Однако, у меня нет желания оказаться разлученным со своим дорогим другом. Я не могу допустить, чтобы кто-то оторвал меня от него, даже если это будет кто-то вроде Лестрейда. Особенно , в этом случае. Не думаю, что смогу вынести предательский и обвиняющий взгляд на лице инспектора, если самый мудрый из всех известных мне людей, будет погублен лишь из-за того, что я не смог совладать со своим проклятым сердцем.

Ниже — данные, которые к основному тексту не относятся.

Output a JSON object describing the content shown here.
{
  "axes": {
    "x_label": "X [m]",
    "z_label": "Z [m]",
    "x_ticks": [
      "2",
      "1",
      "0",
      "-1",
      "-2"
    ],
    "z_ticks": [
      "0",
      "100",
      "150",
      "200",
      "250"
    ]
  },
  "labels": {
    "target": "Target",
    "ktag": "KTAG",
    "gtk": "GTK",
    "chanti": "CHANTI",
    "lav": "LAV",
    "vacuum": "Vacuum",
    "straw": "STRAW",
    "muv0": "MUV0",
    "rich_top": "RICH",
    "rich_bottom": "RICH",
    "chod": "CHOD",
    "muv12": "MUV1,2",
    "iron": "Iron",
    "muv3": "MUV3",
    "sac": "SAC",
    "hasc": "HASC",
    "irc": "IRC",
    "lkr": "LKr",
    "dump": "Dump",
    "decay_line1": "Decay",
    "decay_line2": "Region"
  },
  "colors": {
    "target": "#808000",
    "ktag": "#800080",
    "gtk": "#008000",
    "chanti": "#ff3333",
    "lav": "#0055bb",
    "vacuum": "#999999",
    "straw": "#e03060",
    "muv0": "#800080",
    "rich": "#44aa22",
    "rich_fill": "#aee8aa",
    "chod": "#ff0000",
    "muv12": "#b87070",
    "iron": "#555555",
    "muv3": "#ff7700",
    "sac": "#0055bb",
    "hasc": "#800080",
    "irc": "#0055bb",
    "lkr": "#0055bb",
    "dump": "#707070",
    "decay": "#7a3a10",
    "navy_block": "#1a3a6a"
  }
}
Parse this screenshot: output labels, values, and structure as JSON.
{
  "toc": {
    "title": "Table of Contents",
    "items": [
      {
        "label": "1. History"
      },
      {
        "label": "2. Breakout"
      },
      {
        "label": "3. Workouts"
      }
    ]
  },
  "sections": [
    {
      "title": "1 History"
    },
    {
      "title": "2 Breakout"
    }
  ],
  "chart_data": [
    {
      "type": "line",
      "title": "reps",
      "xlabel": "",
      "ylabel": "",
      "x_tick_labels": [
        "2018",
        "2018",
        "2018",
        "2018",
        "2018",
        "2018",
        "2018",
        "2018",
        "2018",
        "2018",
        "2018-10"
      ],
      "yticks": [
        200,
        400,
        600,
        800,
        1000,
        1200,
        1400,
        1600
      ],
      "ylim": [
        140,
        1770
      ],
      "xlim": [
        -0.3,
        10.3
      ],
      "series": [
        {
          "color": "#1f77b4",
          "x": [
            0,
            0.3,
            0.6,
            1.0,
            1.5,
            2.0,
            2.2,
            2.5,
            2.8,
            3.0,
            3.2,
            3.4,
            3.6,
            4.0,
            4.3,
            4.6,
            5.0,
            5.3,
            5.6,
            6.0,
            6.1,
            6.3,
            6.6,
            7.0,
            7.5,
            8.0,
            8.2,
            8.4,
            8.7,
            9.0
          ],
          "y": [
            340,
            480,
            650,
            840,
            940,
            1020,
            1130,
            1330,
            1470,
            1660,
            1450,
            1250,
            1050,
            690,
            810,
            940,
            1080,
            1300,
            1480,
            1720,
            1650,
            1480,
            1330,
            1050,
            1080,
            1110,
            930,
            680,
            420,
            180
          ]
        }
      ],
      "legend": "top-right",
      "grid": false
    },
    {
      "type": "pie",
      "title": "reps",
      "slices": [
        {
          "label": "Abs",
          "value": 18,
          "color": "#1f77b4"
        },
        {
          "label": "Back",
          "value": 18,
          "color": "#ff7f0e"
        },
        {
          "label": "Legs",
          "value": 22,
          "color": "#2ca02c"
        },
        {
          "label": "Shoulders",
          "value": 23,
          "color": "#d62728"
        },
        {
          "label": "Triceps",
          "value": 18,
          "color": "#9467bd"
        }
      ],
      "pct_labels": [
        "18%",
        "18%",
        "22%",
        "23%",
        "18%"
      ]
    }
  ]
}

Особенно теперь… теперь, когда он снова погружен в свою музыку.
Вот… вот почему я завидую этой скрипке.
Мой друг гордо и величаво предстает перед лицом публики. Он вызывает восхищение, но он недоступен – божество, на которое можно взирать и призывать. И если он сочтет вас стоящим его внимания, то на вас, видимо, снизошло благословение небес. Его ум не от мира сего, и я считаю , что мне не вероятно повезло, что я удостоился чести ежедневно находиться в его обществе, не говоря уже о его дружбе.
Но здесь… Когда он играет на своей любимой скрипке с обожанием любовника, он полностью обнажен.
Исчезло божество холодной логики. Сошел внешний лоск, чтобы открыть нечто гораздо более прекрасное. Гораздо более божественное.
Здесь, в стенах нашего общего дома… Шерлок Холмс позволяет себе быть человеком.
Я не верю, что мой друг настолько лишен эмоций, насколько он убедил в этом публику и себя. Возможно, наука – это его страсть, но артистичность у него в крови. Обычный человек не может играть менуэты и сонаты так, чтобы они звучали, словно песни души и частички этой вселенной. Человек, столь поглощенный своей игрой, идущей от самого сердца, не может быть лишен чувств.
Такая сосредоточенная совершенная увлеченность может исходить лишь из поистине великого сердца.
И мне было интересно… Господи, как бы мне хотелось знать, когда он вот так закрывает глаза и слегка раскачивается в такт своей собственной музыки и погружается в крещендо и арпеджио, витающие вокруг него…
Мне интересно, что питает его страсть, его благоговение, на чем он сосредоточен, чем увлечен.
И когда он позволяет скрипке унести его, быть с ним единым целым, взмывать с ним ввысь к недостижимым высотам…
Вот. Вот, почему я завидую этой скрипке.